By then someone had sent for the Sentinels, and the Vekken were well enough briefed to know that they had outstayed their welcome. Their formation disintegrated, spreading out into a far-flung net of Ants more efficiently than the Wasps had managed, but grouping in squads of twenty and fifty when threatened. They made short work of the miles to Collegium, and made the vanguard of the pursuing Light Airborne regret their diligence. Ant casualties totalled just under one hundred.
To the Beetle-kinden this was an education. Stenwold stood on the walls with the Vekken commander, Termes, knowing that two thoughts would dominate every Collegiate mind at that moment. Firstly, Isn’t it a good thing that the Vekken are on our side just now? and secondly, When did they learn to do that? It seemed that defeat at the hands of mere Beetles could spur even the most insular of Ants to innovate.
The Second was bloodied. The Second was slowed. The army was named ‘the Gears’, though, and it ground on, visible from the walls, marching south towards the great maze of earthworks that defended the city from its enemies.
Everything we have thrown at them — burning their orthopters over the city, all those air assaults, destroying their supply airships, the Felyen, the Vekken, and yet here they are.
Madagnus of the Coldstone Company had readied the wall artillery — the new magnetic bows with a range to match the greatshotters of the Empire — save that the Empire seemed not to have any left. The Collegiate attacks had devastated the enemy siege engines, and those losses did not seem to have been replaced. Stenwold was left to scan his telescope over the arriving enemy and think, What do they know that we do not? Because, if I were in the position I see them in, I would not have come. Or is that because I am a Beetle, and sane, and these Wasps are so mad for battle they would throw themselves into a fire for it? Are they worse even than the Mantids?
He heard Madagnus make a disgusted sound nearby, and glanced up.

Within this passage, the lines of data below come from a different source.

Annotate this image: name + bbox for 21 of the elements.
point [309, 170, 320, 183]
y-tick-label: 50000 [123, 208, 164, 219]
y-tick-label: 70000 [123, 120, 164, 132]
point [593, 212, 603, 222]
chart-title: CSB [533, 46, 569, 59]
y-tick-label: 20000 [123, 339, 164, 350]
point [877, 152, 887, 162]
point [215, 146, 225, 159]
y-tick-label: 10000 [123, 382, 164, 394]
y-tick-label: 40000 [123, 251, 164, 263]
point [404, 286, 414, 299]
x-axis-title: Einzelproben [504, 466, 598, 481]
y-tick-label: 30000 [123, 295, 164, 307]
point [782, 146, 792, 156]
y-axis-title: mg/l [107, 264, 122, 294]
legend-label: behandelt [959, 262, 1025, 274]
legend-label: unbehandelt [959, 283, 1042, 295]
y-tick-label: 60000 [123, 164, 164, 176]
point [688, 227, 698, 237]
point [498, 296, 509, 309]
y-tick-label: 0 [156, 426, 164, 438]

The cadaverous Ant had his own glass out and trained on the enemy.
‘Far enough away that we’d fall short, by my calculation,’ the man declared. ‘I was hoping to give them a bit of fun, after they’d set camp.’
‘And their own range?’ Stenwold called over to him.

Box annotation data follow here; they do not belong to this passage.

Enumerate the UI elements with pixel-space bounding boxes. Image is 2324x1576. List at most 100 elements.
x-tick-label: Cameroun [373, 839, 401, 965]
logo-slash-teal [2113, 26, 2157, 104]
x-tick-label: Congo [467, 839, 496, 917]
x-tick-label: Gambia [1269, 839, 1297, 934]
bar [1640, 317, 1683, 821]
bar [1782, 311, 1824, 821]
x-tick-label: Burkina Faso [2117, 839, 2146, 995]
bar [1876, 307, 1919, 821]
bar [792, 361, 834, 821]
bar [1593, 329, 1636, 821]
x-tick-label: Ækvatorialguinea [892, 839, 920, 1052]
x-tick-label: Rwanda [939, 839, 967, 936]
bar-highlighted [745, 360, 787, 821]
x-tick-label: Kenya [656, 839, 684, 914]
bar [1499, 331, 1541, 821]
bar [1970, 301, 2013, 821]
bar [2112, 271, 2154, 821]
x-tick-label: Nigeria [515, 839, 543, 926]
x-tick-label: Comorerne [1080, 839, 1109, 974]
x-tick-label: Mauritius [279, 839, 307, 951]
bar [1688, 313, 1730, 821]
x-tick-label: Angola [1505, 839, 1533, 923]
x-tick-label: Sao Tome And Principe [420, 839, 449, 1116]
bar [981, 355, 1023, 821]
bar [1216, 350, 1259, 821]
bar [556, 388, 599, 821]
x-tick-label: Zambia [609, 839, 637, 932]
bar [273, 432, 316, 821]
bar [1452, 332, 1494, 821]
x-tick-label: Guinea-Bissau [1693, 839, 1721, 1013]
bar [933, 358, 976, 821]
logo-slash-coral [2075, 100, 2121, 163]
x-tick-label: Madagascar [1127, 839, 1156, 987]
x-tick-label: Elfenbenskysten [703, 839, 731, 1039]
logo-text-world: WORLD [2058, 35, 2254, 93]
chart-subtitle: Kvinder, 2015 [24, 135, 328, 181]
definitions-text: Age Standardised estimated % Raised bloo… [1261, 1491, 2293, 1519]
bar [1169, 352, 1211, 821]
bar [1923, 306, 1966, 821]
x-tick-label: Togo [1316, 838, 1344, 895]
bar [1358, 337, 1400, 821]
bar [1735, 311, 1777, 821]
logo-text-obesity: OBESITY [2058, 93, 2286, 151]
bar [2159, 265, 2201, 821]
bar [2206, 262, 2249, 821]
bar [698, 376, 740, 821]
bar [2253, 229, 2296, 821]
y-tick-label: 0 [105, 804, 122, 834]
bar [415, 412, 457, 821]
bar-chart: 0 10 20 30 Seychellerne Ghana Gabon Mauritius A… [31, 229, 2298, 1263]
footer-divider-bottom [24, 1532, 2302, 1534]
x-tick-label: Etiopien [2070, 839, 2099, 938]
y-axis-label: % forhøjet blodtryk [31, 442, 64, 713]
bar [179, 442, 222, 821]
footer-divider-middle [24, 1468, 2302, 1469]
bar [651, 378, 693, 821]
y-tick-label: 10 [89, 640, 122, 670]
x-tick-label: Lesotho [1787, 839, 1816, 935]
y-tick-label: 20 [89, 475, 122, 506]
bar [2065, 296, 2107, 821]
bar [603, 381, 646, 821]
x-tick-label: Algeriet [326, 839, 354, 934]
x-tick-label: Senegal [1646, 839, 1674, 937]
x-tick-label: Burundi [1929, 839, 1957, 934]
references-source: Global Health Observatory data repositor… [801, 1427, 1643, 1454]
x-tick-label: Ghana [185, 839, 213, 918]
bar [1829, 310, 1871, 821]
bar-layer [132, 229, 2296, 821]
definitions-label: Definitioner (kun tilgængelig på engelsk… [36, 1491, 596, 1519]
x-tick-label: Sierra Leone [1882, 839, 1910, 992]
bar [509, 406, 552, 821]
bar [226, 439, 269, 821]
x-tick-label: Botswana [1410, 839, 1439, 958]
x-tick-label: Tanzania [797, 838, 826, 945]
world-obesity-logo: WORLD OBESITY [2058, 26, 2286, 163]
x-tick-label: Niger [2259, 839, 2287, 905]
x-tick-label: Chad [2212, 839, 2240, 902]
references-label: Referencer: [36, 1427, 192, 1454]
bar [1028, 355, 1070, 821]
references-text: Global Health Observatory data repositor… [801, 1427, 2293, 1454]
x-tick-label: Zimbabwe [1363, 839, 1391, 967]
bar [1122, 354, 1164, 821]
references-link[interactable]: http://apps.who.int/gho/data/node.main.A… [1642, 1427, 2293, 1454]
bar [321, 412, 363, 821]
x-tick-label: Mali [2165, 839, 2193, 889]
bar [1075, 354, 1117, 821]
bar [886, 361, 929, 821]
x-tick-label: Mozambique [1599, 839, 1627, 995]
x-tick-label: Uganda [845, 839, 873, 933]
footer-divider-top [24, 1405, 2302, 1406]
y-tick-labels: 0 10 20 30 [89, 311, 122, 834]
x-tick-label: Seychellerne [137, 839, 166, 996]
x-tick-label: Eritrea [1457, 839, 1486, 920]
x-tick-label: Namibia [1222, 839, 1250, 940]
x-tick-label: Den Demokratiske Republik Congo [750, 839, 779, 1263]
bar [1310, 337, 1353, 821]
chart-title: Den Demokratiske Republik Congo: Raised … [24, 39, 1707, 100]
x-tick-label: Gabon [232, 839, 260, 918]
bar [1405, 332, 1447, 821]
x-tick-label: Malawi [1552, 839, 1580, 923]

‘They were a good two hundred yards closer when they set up their artillery last time,’ Madagnus told him. ‘They were hurrying, back then, so we reckoned they’d put the shotters at their extreme range — which is comparable to ours. If they do manage to hit us from right out there, though. .?’ He shrugged. ‘Then the aviators get to take them. Either way, anything as big and stationary as those artillery pieces of theirs isn’t going to last long.’